Math 583GB
Combinatorial Optimization

Rekha Thomas

Spring 2003, Monday/Wednesday 2:30-3:50

Combinatorial optimization is an active branch of mathematics that focusses on solving discrete optimization problems using techniques from combinatorics, linear programming, and polyhedral theory. This course will provide an overview of this subject area. Topics to be covered are:
  1. Basic polyhedral theory
  2. Linear Programming: revised simplex method, LP duality, sensitivity
  3. Complexity Theory: P vs.
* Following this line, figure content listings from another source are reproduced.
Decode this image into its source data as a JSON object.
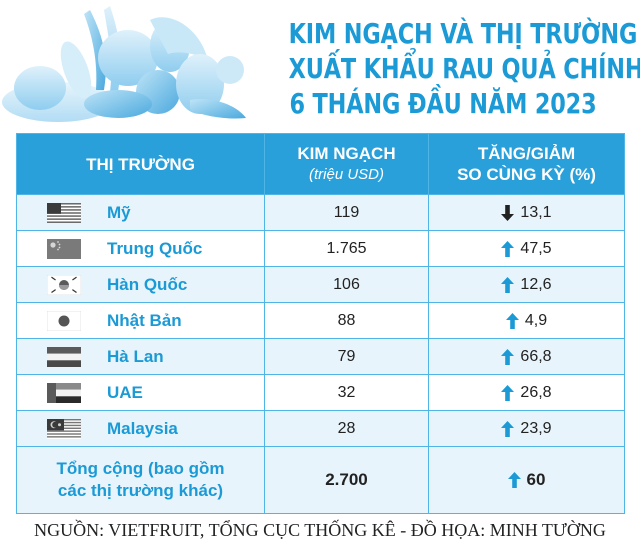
{
  "title_lines": [
    "KIM NGẠCH VÀ THỊ TRƯỜNG",
    "XUẤT KHẨU RAU QUẢ CHÍNH,",
    "6 THÁNG ĐẦU NĂM 2023"
  ],
  "headers": {
    "market": "THỊ TRƯỜNG",
    "value": "KIM NGẠCH",
    "value_unit": "(triệu USD)",
    "change_line1": "TĂNG/GIẢM",
    "change_line2": "SO CÙNG KỲ (%)"
  },
  "rows": [
    {
      "country": "Mỹ",
      "flag": "flag-usa-icon",
      "value": "119",
      "change": "13,1",
      "direction": "down"
    },
    {
      "country": "Trung Quốc",
      "flag": "flag-china-icon",
      "value": "1.765",
      "change": "47,5",
      "direction": "up"
    },
    {
      "country": "Hàn Quốc",
      "flag": "flag-korea-icon",
      "value": "106",
      "change": "12,6",
      "direction": "up"
    },
    {
      "country": "Nhật Bản",
      "flag": "flag-japan-icon",
      "value": "88",
      "change": "4,9",
      "direction": "up"
    },
    {
      "country": "Hà Lan",
      "flag": "flag-netherlands-icon",
      "value": "79",
      "change": "66,8",
      "direction": "up"
    },
    {
      "country": "UAE",
      "flag": "flag-uae-icon",
      "value": "32",
      "change": "26,8",
      "direction": "up"
    },
    {
      "country": "Malaysia",
      "flag": "flag-malaysia-icon",
      "value": "28",
      "change": "23,9",
      "direction": "up"
    }
  ],
  "total": {
    "label_line1": "Tổng cộng (bao gồm",
    "label_line2": "các thị trường khác)",
    "value": "2.700",
    "change": "60",
    "direction": "up"
  },
  "source": "NGUỒN: VIETFRUIT, TỔNG CỤC THỐNG KÊ - ĐỒ HỌA: MINH TƯỜNG",
  "colors": {
    "accent": "#1b9ad6",
    "header_bg": "#2aa0da",
    "row_alt": "#e8f4fb",
    "arrow": "#1b9ad6",
    "arrow_down": "#222222"
  },
  "chart_data": {
    "type": "table",
    "columns": [
      "THỊ TRƯỜNG",
      "KIM NGẠCH (triệu USD)",
      "TĂNG/GIẢM SO CÙNG KỲ (%)"
    ],
    "rows": [
      [
        "Mỹ",
        119,
        -13.1
      ],
      [
        "Trung Quốc",
        1765,
        47.5
      ],
      [
        "Hàn Quốc",
        106,
        12.6
      ],
      [
        "Nhật Bản",
        88,
        4.9
      ],
      [
        "Hà Lan",
        79,
        66.8
      ],
      [
        "UAE",
        32,
        26.8
      ],
      [
        "Malaysia",
        28,
        23.9
      ],
      [
        "Tổng cộng (bao gồm các thị trường khác)",
        2700,
        60
      ]
    ]
  }
}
NP
  4. Integer Programming: Gomory's Cutting planes, Branch & Bound (Cut), Total unimodularity (transportation polytope)
  5. Min Cost Network Flow, Max Flow/Min Cut
  6. Travelling Salesman Problem (TSP): graph based heuristics (2-OPT, 4-OPT, Lin-Kernighan, local search), polyhedral combinatorics (facets, valid inequalities), Lagrangian relaxation
  7. MaxCut: SDP relaxation (approximation algorithm), LP relaxation (approximation algorithm)
  8. Matroid intersection: greedy algorithm, 2 matroid intersection (max weighted spanning tree)
  9. Topic du jour
Required book: Combinatorial Optimization, B. Korte and J. Vygen, Springer-Verlag, Berlin 2000. ISBN 3-540-67226-5

Other Recommended References:

  1. W.J. Cook, W.H. Cunningham, W.R. Pulleyblank, and A. Schrijver, Combinatorial Optimization, Wiley & Sons, 1998.
  2. G.L. Nemhauser and L.A. Wolsey, Integer and Combinatorial Optimization, Wiley & Sons, 1988.
  3. L.A. Wolsey, Integer Programming, Wiley & Sons, 1998.